At a cutoff of 12.5 in pregnancy, Rondung et al. (2024) found sensitivity of .61 (substantially higher than in our sample), specificity roughly equivalent to ours, a PPV of .39 (lower than in our sample) and an NPV of .98 (higher than in our sample). Levis et al. (2019), as in our study, found no notable difference in ROC for pregnancy and the postpartum, and found sensitivity and specificity comparable with Rondung et al. (2024) but did not report PPV or NPV. Despite some differences from these recent large meta-analyses, our values are not very different the range of some other Australian validation studies, such as a study of postpartum women (n = 238) by Matthey et al. (2001), although other studies found sensitivity slightly higher than our upper 95% CI range. Barnett et al. (1999) also found poor PPV for detecting Major Depression from the EPDS in Anglo-celtic (n = 105, PPV_{12.5 cutoff} = 40%), Arabic (n = 98, PPV_{12.5 cutoff} = 38.5%) and Vietnamese (n = 113, PPV_{12.5 cutoff} =50%) postpartum women in Australia. At a similar cutoff value to our optimal cutoff, Austin et al. (2005) reported a PPV of 12.4% antenatally (cutoff of 5.5, n = 1296).

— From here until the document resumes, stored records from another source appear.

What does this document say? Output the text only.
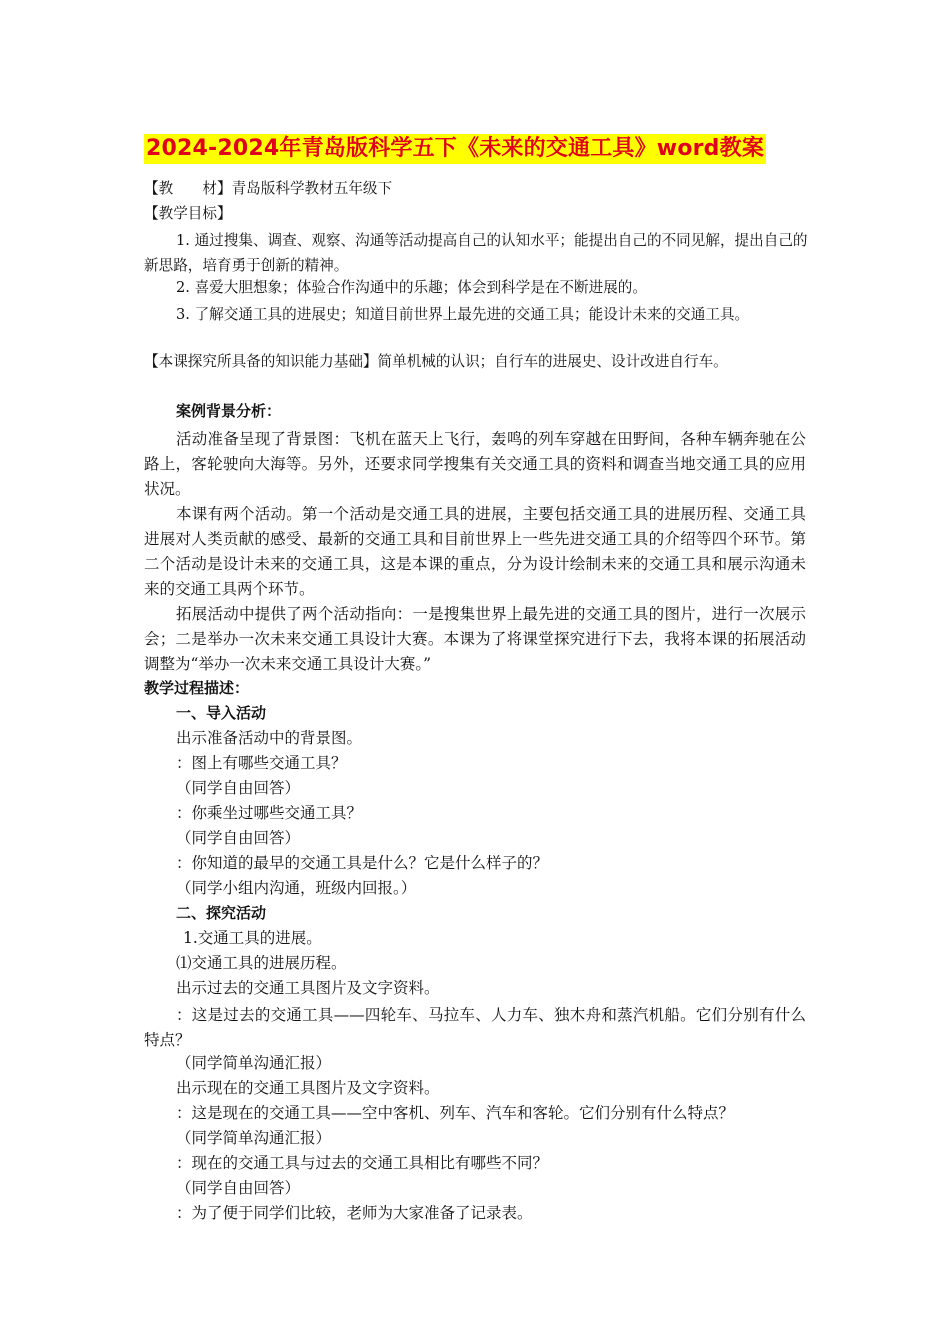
2024-2024年青岛版科学五下《未来的交通工具》word教案
【教　　材】青岛版科学教材五年级下
【教学目标】
1. 通过搜集、调查、观察、沟通等活动提高自己的认知水平；能提出自己的不同见解，提出自己的新思路，培育勇于创新的精神。
2. 喜爱大胆想象；体验合作沟通中的乐趣；体会到科学是在不断进展的。
3. 了解交通工具的进展史；知道目前世界上最先进的交通工具；能设计未来的交通工具。
【本课探究所具备的知识能力基础】简单机械的认识；自行车的进展史、设计改进自行车。
案例背景分析：
活动准备呈现了背景图：飞机在蓝天上飞行，轰鸣的列车穿越在田野间，各种车辆奔驰在公路上，客轮驶向大海等。另外，还要求同学搜集有关交通工具的资料和调查当地交通工具的应用状况。
本课有两个活动。第一个活动是交通工具的进展，主要包括交通工具的进展历程、交通工具进展对人类贡献的感受、最新的交通工具和目前世界上一些先进交通工具的介绍等四个环节。第二个活动是设计未来的交通工具，这是本课的重点，分为设计绘制未来的交通工具和展示沟通未来的交通工具两个环节。
拓展活动中提供了两个活动指向：一是搜集世界上最先进的交通工具的图片，进行一次展示会；二是举办一次未来交通工具设计大赛。本课为了将课堂探究进行下去，我将本课的拓展活动调整为“举办一次未来交通工具设计大赛。”
教学过程描述：
一、导入活动
出示准备活动中的背景图。
：图上有哪些交通工具？
（同学自由回答）
：你乘坐过哪些交通工具？
（同学自由回答）
：你知道的最早的交通工具是什么？它是什么样子的？
（同学小组内沟通，班级内回报。）
二、探究活动
1.交通工具的进展。
⑴交通工具的进展历程。
出示过去的交通工具图片及文字资料。
：这是过去的交通工具——四轮车、马拉车、人力车、独木舟和蒸汽机船。它们分别有什么特点？
（同学简单沟通汇报）
出示现在的交通工具图片及文字资料。
：这是现在的交通工具——空中客机、列车、汽车和客轮。它们分别有什么特点？
（同学简单沟通汇报）
：现在的交通工具与过去的交通工具相比有哪些不同？
（同学自由回答）
：为了便于同学们比较，老师为大家准备了记录表。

Overall, despite the sensitivity seen in our sample when using the usual cutoff of 13 and above, we suggest that the increased PPV at this value is more important when relying on the EPDS for clinical purposes, and the recommended cutoff for use in Australia should not be changed as a result of our findings. Based on our findings, however, the Centre of Perinatal Excellence (COPE) (2023) recommendation to arrange further assessment of perinatal women with an EPDS score of 13 or more would result in twice the number of further assessments than cases identified as a result of this process requiring considerable mental health service resources, if these referrals resulted in further mental healthcare consultations. In reality, not all women who are referred for further investigation or treatment following an EPDS administration go on to access professional mental health assessment and care (Lee-Carbon et al., 2022). However, this highlights the need for clinicians to not rely on a screening measure such as the EPDS alone to inform referral for further mental health assessment and care but requires further enquiry and assessment to clarify and ensure appropriate referral. Based on our findings, one in five individuals scoring less than 13 on the EPDS who may need support and would likely receive a diagnosis, may be missed according to this cutoff rule. These women may not access specialized mental healthcare, from which they would almost certainly benefit.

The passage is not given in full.